Coming to Life: How Genes Drive Development
Christiane Nüsslein-Volhard, winner of The Nobel Prize in Medicine, gives a concise and illustrative overview of genetics, evolution, and cellular processes as well as a discussing of current ethical issues in human biology.
Coming to Life is a remarkable journey through developmental biology that reveals miraculous processes in the microscopic world of cells. Through an accounting of groundbreaking discoveries, Christiane Nüsslein-Volhard tells us many answers to historical and contemporary questions in science. For example, she brings us the newest knowledge about embryonic forms, explains the genetic mechanisms that influence adult development of all animals, and shares insights into the ethical standards society moist uphold in the face of new scientific discoveries.
As the author leads us from laboratory research to its applications in human beings, we also come to understand why children look like their parents, how an embryonic cell knows to become an eye rather than an eyelash, and other incredible influences hat result in variety in life. Complete with her own hand-drawn illustrations, Coming to Life gives a rare opportunity to understand a Nobel Prize-winner’s passion for science in concise, understandable language. 55 b/w illustrations.
About the Author(s)
Christiane Nüsslein-Volhard was awarded the Nobel Prize in Medicine in 1995 for her discoveries in genetic research that led to a greater understanding of human biology and the prevention of human birth defects. Recognized around the world as one of the premier authorities in science, Dr. Nüsslein-Volhard has served for more than two decades as Director of Molecular Biology at he renowned Max-Planck-Institute in Germany. Her international honors include those reserved for only the upper echelons in science. Among them are the Albert Lasker Award (1991) and the Leibniz-Prize (1986). She has long been an advocate for students, and in particular for woman, to enter into science careers.
From Egg to Us: An Elementary Look at the Biology of Development, July 17, 2006
I think that very few people ever wonder how an egg grows to be an adult. People don’t generally think about what tells one cell it’s going to be part of a head and another cell that it’s going to be part of a foot. Most of us have seen pictures of early fetuses, but how many wonder why the chick looks so much like the pig? For those who do wonder, this book is a very good place to start. (My 5-star rating is my estimate of the book’s value to beginners.)
The topic is not the development of organisms in general, but of animals — and only those animals (including us humans and most of the others that are important to us), who are called bilaterians because our bodies have left-right symmetry. We also have distinct anterior and posterior ends, with a mouth at one end and an anus at the other; and we have ventral and dorsal sides (front and back in us humans). In the very beginning of development, chemicals are produced in the right places to say, in effect, "This will be front.", "This will be rear.", and so on. All these chemicals do is to switch on genes that will begin to give shape to the embryo. This is the beginning of a process that goes from a single cell to a very rough shape through stepwise refinements to the final mature animal. This systematic development is what makes the subject interesting and accessible to us non-scientists.

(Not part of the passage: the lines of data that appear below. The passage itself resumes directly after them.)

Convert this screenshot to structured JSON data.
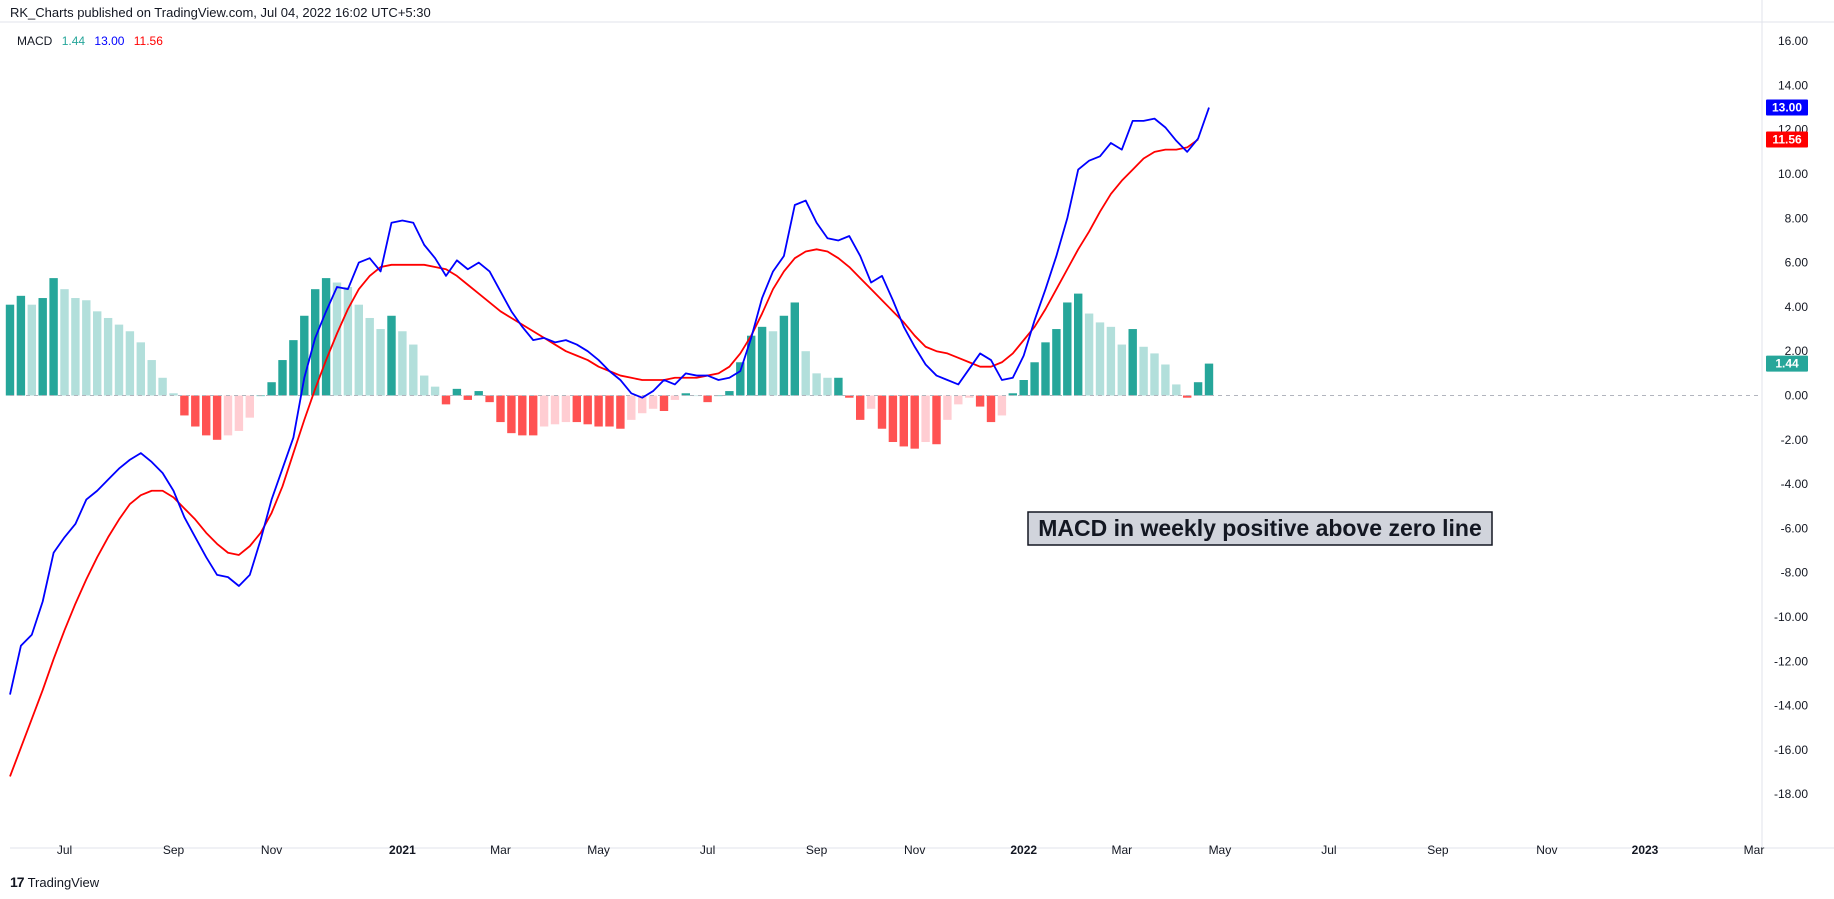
{
  "header": {
    "published_by": "RK_Charts published on TradingView.com, Jul 04, 2022 16:02 UTC+5:30"
  },
  "legend": {
    "name": "MACD",
    "histogram_value": "1.44",
    "macd_value": "13.00",
    "signal_value": "11.56"
  },
  "footer": {
    "logo_glyph": "17",
    "brand": "TradingView"
  },
  "annotation": {
    "text": "MACD in weekly positive above zero line"
  },
  "colors": {
    "macd_line": "#0000ff",
    "signal_line": "#ff0000",
    "hist_pos_strong": "#26a69a",
    "hist_pos_weak": "#b2dfdb",
    "hist_neg_strong": "#ff5252",
    "hist_neg_weak": "#ffcdd2",
    "legend_hist": "#26a69a"
  },
  "chart_data": {
    "type": "line",
    "title": "MACD",
    "xlabel": "",
    "ylabel": "",
    "grid": false,
    "ylim": [
      -19.5,
      16.5
    ],
    "y_ticks": [
      "16.00",
      "14.00",
      "12.00",
      "10.00",
      "8.00",
      "6.00",
      "4.00",
      "2.00",
      "0.00",
      "-2.00",
      "-4.00",
      "-6.00",
      "-8.00",
      "-10.00",
      "-12.00",
      "-14.00",
      "-16.00",
      "-18.00"
    ],
    "x_ticks": [
      {
        "label": "Jul",
        "week": 5,
        "major": false
      },
      {
        "label": "Sep",
        "week": 15,
        "major": false
      },
      {
        "label": "Nov",
        "week": 24,
        "major": false
      },
      {
        "label": "2021",
        "week": 36,
        "major": true
      },
      {
        "label": "Mar",
        "week": 45,
        "major": false
      },
      {
        "label": "May",
        "week": 54,
        "major": false
      },
      {
        "label": "Jul",
        "week": 64,
        "major": false
      },
      {
        "label": "Sep",
        "week": 74,
        "major": false
      },
      {
        "label": "Nov",
        "week": 83,
        "major": false
      },
      {
        "label": "2022",
        "week": 93,
        "major": true
      },
      {
        "label": "Mar",
        "week": 102,
        "major": false
      },
      {
        "label": "May",
        "week": 111,
        "major": false
      },
      {
        "label": "Jul",
        "week": 121,
        "major": false
      },
      {
        "label": "Sep",
        "week": 131,
        "major": false
      },
      {
        "label": "Nov",
        "week": 141,
        "major": false
      },
      {
        "label": "2023",
        "week": 150,
        "major": true
      },
      {
        "label": "Mar",
        "week": 160,
        "major": false
      }
    ],
    "x_range": [
      0,
      162
    ],
    "price_tags": [
      {
        "value": 13.0,
        "label": "13.00",
        "color": "#0000ff"
      },
      {
        "value": 11.56,
        "label": "11.56",
        "color": "#ff0000"
      },
      {
        "value": 1.44,
        "label": "1.44",
        "color": "#26a69a"
      }
    ],
    "series": [
      {
        "name": "MACD",
        "values": [
          -13.5,
          -11.3,
          -10.8,
          -9.3,
          -7.1,
          -6.4,
          -5.8,
          -4.7,
          -4.3,
          -3.8,
          -3.3,
          -2.9,
          -2.6,
          -3.0,
          -3.5,
          -4.3,
          -5.5,
          -6.4,
          -7.3,
          -8.1,
          -8.2,
          -8.6,
          -8.1,
          -6.5,
          -4.7,
          -3.3,
          -1.9,
          0.8,
          2.6,
          3.8,
          4.9,
          4.8,
          6.0,
          6.2,
          5.6,
          7.8,
          7.9,
          7.8,
          6.8,
          6.2,
          5.4,
          6.1,
          5.7,
          6.0,
          5.6,
          4.7,
          3.8,
          3.1,
          2.5,
          2.6,
          2.4,
          2.5,
          2.3,
          2.0,
          1.6,
          1.1,
          0.7,
          0.1,
          -0.1,
          0.2,
          0.7,
          0.5,
          1.0,
          0.9,
          0.9,
          0.7,
          0.8,
          1.1,
          2.6,
          4.4,
          5.6,
          6.3,
          8.6,
          8.8,
          7.8,
          7.1,
          7.0,
          7.2,
          6.3,
          5.1,
          5.4,
          4.3,
          3.1,
          2.2,
          1.4,
          0.9,
          0.7,
          0.5,
          1.2,
          1.9,
          1.6,
          0.7,
          0.8,
          1.8,
          3.4,
          4.8,
          6.3,
          8.0,
          10.2,
          10.6,
          10.8,
          11.4,
          11.1,
          12.4,
          12.4,
          12.5,
          12.1,
          11.5,
          11.0,
          11.6,
          13.0
        ],
        "color": "#0000ff"
      },
      {
        "name": "Signal",
        "values": [
          -17.2,
          -15.9,
          -14.6,
          -13.3,
          -11.9,
          -10.6,
          -9.4,
          -8.3,
          -7.3,
          -6.4,
          -5.6,
          -4.9,
          -4.5,
          -4.3,
          -4.3,
          -4.6,
          -5.1,
          -5.6,
          -6.2,
          -6.7,
          -7.1,
          -7.2,
          -6.8,
          -6.2,
          -5.3,
          -4.1,
          -2.6,
          -1.1,
          0.3,
          1.6,
          2.8,
          3.9,
          4.8,
          5.4,
          5.8,
          5.9,
          5.9,
          5.9,
          5.9,
          5.8,
          5.7,
          5.4,
          5.0,
          4.6,
          4.2,
          3.8,
          3.5,
          3.2,
          2.9,
          2.6,
          2.3,
          2.0,
          1.8,
          1.6,
          1.3,
          1.1,
          0.9,
          0.8,
          0.7,
          0.7,
          0.7,
          0.8,
          0.8,
          0.8,
          0.9,
          1.0,
          1.3,
          1.9,
          2.7,
          3.7,
          4.8,
          5.6,
          6.2,
          6.5,
          6.6,
          6.5,
          6.2,
          5.8,
          5.3,
          4.8,
          4.3,
          3.8,
          3.3,
          2.7,
          2.2,
          2.0,
          1.9,
          1.7,
          1.5,
          1.3,
          1.3,
          1.5,
          1.9,
          2.5,
          3.1,
          3.9,
          4.8,
          5.7,
          6.6,
          7.4,
          8.3,
          9.1,
          9.7,
          10.2,
          10.7,
          11.0,
          11.1,
          11.1,
          11.2,
          11.56
        ],
        "color": "#ff0000"
      },
      {
        "name": "Histogram",
        "values": [
          4.1,
          4.5,
          4.1,
          4.4,
          5.3,
          4.8,
          4.4,
          4.3,
          3.8,
          3.5,
          3.2,
          2.9,
          2.4,
          1.6,
          0.8,
          0.1,
          -0.9,
          -1.4,
          -1.8,
          -2.0,
          -1.8,
          -1.6,
          -1.0,
          0.0,
          0.6,
          1.6,
          2.5,
          3.6,
          4.8,
          5.3,
          5.1,
          4.9,
          4.1,
          3.5,
          3.0,
          3.6,
          2.9,
          2.3,
          0.9,
          0.4,
          -0.4,
          0.3,
          -0.2,
          0.2,
          -0.3,
          -1.2,
          -1.7,
          -1.8,
          -1.8,
          -1.4,
          -1.3,
          -1.2,
          -1.2,
          -1.3,
          -1.4,
          -1.4,
          -1.5,
          -1.1,
          -0.8,
          -0.6,
          -0.7,
          -0.2,
          0.1,
          0.0,
          -0.3,
          0.0,
          0.2,
          1.5,
          2.7,
          3.1,
          2.9,
          3.6,
          4.2,
          2.0,
          1.0,
          0.8,
          0.8,
          -0.1,
          -1.1,
          -0.6,
          -1.5,
          -2.1,
          -2.3,
          -2.4,
          -2.1,
          -2.2,
          -1.1,
          -0.4,
          -0.1,
          -0.5,
          -1.2,
          -0.9,
          0.1,
          0.7,
          1.5,
          2.4,
          3.0,
          4.2,
          4.6,
          3.7,
          3.3,
          3.1,
          2.3,
          3.0,
          2.2,
          1.9,
          1.4,
          0.5,
          -0.1,
          0.6,
          1.44
        ],
        "color": "#26a69a"
      }
    ]
  }
}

Nusslein-Volhard tells the story at a rather elementary level. She covers only a few of the many developmental genes – so that the reader doesn’t have to memorize a lot of names – and she says little about molecular mechanisms. She also focuses on the formation of the embryo, with some discussion of the larval and fetal stages and little about adults. Since the same principles apply to the later stages as to the early ones, this allows her to explain how development works while the reader has only a modest amount to memorize.
There are introductory chapters on genes, mutations, and how genes lead to proteins. I don’t think that a person who has never seen this material before is ready for this book, but I think that many people who need it for review will be OK.
There are obvious implications for evolutionary theory, but that is the subject of evolutionary developmental biology ("evo-devo") and is beyond the scope of this book. For readers interested in this topic, I recommend the books by Sean Carroll, which I have reviewed. (Click above on "See all my reviews"; there are 3 pages.) If you already know a bit about how proteins interact with the control regions of genes and want to go straight to the implications for evolution, you may wish to go directly to one of Carroll’s books. However, Nusslein-Volhard’s description of embryology is interesting in itself.
There is a final chapter on current developments, such as cloning and stem-cell research. My first reaction was that this chapter didn’t belong. However, the news articles I read on these topics show that a lot of people don’t know any of the science involved, and a beginner’s book on embryology is a good place to learn it.
In sum, this is a short book well-focused on developmental biology, especially embryology, and written for relative beginners. For such readers, who are interested in the subject, I highly recommend it.